Nueva York matará 2.000 gansos para garantizar la seguridad aérea

El ayuntamiento de Nueva York ha anunciado la próxima matanza de 2.000 barnaclas canadienses (Branta canadensis) que viven en la ciudad. ¿Por qué? Para garantizar la seguridad de su espacio aéreo. Más en concreto, para tratar de impedir que este bello ganso pueda chocar contra las turbinas de los aviones provocando averías y accidentes.

Según explica The New York Times y resume Ecologiablog, el sangriento plan municipal costará 100.000 dolares y tiene previsto desarrollarse en 40 parques cercanos a los aeropuertos de la Gran Manzana.

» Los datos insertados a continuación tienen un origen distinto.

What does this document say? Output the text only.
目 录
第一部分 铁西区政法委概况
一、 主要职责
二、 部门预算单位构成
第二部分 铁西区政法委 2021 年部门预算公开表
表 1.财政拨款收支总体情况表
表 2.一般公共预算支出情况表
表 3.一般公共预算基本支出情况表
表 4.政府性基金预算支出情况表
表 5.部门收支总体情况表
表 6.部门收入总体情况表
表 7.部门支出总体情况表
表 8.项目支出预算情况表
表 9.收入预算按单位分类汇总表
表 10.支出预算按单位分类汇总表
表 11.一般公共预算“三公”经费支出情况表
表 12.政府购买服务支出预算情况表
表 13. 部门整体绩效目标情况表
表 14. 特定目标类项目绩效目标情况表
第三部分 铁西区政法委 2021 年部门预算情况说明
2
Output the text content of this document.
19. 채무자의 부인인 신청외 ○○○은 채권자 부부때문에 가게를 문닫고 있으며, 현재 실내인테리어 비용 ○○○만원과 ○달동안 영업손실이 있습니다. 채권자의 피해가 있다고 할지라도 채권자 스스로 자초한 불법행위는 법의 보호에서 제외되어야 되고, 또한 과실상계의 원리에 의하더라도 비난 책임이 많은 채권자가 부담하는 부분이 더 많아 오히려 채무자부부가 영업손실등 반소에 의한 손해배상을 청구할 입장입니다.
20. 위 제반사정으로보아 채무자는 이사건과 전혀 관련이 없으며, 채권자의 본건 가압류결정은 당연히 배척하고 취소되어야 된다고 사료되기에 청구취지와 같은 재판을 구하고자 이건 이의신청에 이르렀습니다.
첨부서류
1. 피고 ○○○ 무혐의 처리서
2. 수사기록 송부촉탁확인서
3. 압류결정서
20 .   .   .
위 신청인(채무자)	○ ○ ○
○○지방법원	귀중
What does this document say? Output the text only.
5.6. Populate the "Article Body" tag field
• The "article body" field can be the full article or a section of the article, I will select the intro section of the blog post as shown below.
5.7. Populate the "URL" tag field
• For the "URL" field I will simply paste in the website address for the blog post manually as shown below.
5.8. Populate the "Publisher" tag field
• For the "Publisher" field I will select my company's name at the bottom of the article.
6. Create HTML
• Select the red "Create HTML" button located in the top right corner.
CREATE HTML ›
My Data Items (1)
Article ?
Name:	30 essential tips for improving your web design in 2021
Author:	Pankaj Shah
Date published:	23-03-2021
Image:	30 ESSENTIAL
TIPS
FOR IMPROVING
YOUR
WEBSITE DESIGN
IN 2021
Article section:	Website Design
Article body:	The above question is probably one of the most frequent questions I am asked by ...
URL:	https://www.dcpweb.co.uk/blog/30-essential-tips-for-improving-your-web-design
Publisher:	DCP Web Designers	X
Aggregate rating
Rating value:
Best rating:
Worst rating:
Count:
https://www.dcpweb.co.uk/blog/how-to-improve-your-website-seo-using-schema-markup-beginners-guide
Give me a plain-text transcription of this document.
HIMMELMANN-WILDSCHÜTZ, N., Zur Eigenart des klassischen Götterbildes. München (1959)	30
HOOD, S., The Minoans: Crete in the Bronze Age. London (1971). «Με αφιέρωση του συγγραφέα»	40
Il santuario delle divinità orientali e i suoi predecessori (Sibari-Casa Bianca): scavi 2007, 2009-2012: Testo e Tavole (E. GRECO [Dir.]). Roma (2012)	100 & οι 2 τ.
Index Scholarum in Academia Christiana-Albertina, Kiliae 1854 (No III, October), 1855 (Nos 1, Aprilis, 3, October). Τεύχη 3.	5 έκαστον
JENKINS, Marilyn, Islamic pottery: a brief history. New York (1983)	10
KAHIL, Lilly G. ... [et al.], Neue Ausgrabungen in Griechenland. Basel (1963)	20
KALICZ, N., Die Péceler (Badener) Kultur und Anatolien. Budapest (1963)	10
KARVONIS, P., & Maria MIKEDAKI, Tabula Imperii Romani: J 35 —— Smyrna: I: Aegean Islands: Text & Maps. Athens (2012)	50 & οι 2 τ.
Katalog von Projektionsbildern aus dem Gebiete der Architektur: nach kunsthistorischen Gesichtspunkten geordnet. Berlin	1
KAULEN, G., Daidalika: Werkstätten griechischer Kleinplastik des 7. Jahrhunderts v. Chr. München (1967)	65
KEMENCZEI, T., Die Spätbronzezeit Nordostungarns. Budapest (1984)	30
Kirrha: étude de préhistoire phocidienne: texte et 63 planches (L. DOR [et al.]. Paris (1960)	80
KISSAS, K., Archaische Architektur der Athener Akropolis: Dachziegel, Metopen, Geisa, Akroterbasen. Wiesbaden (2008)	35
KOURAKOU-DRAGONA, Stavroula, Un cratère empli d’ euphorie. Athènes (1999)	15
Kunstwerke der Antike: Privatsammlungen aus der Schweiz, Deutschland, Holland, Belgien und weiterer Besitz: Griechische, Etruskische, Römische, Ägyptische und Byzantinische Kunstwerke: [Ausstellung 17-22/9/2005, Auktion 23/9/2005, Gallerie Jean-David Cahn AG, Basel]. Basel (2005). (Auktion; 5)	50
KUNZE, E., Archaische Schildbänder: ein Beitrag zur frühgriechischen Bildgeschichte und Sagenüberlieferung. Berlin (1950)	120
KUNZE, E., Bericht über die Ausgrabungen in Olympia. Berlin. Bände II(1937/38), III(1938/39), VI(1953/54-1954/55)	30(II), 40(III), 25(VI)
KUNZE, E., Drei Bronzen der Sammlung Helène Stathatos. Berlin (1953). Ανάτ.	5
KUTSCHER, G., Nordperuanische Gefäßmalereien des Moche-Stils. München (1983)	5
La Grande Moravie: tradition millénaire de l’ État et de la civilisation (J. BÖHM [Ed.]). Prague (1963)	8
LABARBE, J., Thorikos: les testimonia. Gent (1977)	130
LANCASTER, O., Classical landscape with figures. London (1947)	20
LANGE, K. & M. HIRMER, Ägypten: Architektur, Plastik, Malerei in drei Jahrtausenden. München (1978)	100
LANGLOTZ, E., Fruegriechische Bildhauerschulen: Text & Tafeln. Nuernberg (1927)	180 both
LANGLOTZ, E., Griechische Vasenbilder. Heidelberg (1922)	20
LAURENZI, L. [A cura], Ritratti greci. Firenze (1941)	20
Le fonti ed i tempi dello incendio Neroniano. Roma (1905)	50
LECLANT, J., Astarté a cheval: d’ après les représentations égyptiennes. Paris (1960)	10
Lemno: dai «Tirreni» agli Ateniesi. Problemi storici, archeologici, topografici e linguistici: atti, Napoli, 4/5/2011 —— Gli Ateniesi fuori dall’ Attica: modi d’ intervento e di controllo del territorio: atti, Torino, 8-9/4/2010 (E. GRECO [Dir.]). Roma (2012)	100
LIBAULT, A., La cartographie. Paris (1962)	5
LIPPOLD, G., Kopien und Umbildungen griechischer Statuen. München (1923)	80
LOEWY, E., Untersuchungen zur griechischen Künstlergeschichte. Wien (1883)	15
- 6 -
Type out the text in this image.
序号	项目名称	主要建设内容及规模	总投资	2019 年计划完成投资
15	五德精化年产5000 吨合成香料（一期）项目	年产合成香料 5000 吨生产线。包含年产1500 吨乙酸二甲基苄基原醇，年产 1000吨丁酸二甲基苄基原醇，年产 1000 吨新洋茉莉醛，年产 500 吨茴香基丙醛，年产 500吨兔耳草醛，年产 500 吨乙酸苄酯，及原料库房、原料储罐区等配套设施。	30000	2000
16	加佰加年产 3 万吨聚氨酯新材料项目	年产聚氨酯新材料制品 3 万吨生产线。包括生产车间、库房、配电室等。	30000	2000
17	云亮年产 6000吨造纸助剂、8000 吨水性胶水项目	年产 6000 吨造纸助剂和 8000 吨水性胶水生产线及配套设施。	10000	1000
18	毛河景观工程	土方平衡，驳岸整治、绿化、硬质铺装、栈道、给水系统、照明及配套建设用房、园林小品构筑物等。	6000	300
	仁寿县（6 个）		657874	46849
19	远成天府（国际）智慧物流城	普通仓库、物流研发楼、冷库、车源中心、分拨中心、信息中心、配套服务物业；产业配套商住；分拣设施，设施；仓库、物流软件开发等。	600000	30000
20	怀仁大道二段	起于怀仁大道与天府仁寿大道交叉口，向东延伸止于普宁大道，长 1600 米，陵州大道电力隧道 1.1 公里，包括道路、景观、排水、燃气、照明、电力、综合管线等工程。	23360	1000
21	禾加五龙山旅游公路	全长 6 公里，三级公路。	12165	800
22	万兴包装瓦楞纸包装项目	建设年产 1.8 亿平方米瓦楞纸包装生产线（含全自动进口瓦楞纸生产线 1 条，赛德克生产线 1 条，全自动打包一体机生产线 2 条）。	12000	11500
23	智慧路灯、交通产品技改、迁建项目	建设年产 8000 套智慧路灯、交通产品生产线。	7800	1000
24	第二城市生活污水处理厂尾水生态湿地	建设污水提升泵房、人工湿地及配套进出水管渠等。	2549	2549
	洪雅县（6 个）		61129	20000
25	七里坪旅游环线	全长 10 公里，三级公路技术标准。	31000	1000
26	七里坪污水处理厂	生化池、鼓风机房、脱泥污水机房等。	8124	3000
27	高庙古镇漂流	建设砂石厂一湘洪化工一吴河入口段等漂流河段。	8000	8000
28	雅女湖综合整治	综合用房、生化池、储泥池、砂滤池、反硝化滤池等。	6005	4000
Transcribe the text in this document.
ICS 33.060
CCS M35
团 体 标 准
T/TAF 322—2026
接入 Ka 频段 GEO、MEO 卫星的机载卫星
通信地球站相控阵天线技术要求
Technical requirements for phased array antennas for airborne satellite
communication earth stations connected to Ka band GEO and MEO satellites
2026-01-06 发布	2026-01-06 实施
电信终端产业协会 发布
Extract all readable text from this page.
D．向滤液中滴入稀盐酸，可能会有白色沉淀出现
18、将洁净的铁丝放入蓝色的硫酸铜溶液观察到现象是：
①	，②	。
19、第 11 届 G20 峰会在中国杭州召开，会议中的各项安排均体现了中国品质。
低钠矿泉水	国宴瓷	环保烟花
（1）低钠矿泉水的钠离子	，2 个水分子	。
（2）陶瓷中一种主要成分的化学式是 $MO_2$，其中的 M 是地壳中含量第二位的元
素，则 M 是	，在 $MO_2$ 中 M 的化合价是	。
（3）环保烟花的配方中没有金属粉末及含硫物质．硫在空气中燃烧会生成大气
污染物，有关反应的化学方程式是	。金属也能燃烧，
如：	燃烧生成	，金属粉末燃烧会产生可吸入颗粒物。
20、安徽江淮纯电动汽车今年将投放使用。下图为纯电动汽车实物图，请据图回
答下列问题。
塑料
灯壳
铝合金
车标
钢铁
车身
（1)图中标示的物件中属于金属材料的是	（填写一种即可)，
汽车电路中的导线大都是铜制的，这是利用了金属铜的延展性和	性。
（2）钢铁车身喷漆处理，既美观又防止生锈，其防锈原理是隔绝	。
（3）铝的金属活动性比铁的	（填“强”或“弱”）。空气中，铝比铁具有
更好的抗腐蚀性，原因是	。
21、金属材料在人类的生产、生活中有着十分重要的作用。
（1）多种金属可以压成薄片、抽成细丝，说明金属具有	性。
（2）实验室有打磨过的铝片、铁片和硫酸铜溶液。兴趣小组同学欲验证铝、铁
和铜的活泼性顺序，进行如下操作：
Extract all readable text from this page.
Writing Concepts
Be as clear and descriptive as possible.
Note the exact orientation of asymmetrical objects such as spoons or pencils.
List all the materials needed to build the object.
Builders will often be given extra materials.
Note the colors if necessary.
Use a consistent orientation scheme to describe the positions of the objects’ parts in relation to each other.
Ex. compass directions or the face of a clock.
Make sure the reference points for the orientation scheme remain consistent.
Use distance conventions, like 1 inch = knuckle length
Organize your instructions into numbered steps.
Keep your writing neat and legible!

Como recordaréis, en enero pasado, una de estas aves fue responsable de que un Airbus 320 de la compañía US Airways, con 155 pasajeros a bordo, se viera obligado a realizar un espectacular amerizaje/aterrizaje en el río Hudson. Se trata pues de acabar ahora con los culpables. O al menos de que lo parezca.

Los tres aeropuertos de Nueva York mueven al año más de 100 millones de pasajeros que llegan o se van en no menos de 600.000 aviones. Frente a este espectacular tráfico aéreo, el mayor de Estados Unidos, el número de barnaclas canadienses que viven en parques, lagos y ríos neoyorkinos supera las 20.000 aves. Sin embargo, matar menos del diez por ciento de estos gansos no servirá para nada. Entre otras razones, porque los pájaros peligrosos no son los sedentarios y casi domesticados de la ciudad, sino los salvajes que todos los inviernos llegan en grandes bandos desde el norte de Canadá, amigos de volar libres por donde les plazca. Y a esos no hay quien los atrape.

Ya sé que no es fácil encontrar una solución. Que los halcones y águilas que con tan buenos resultados se utilizan en los aeropuertos españoles pueden ser insuficientes para controlar a tanto ganso, que la seguridad de los aviones es lo primero [ayer se retrasó la llegada del primer avión a la terminal T-1 de El Prat por la presencia de aves en la pista], que todavía no se han ideado turbinas antipájaros. Pero matándolos tampoco solucionaremos el problema, tan sólo estaremos haciendo el ganso.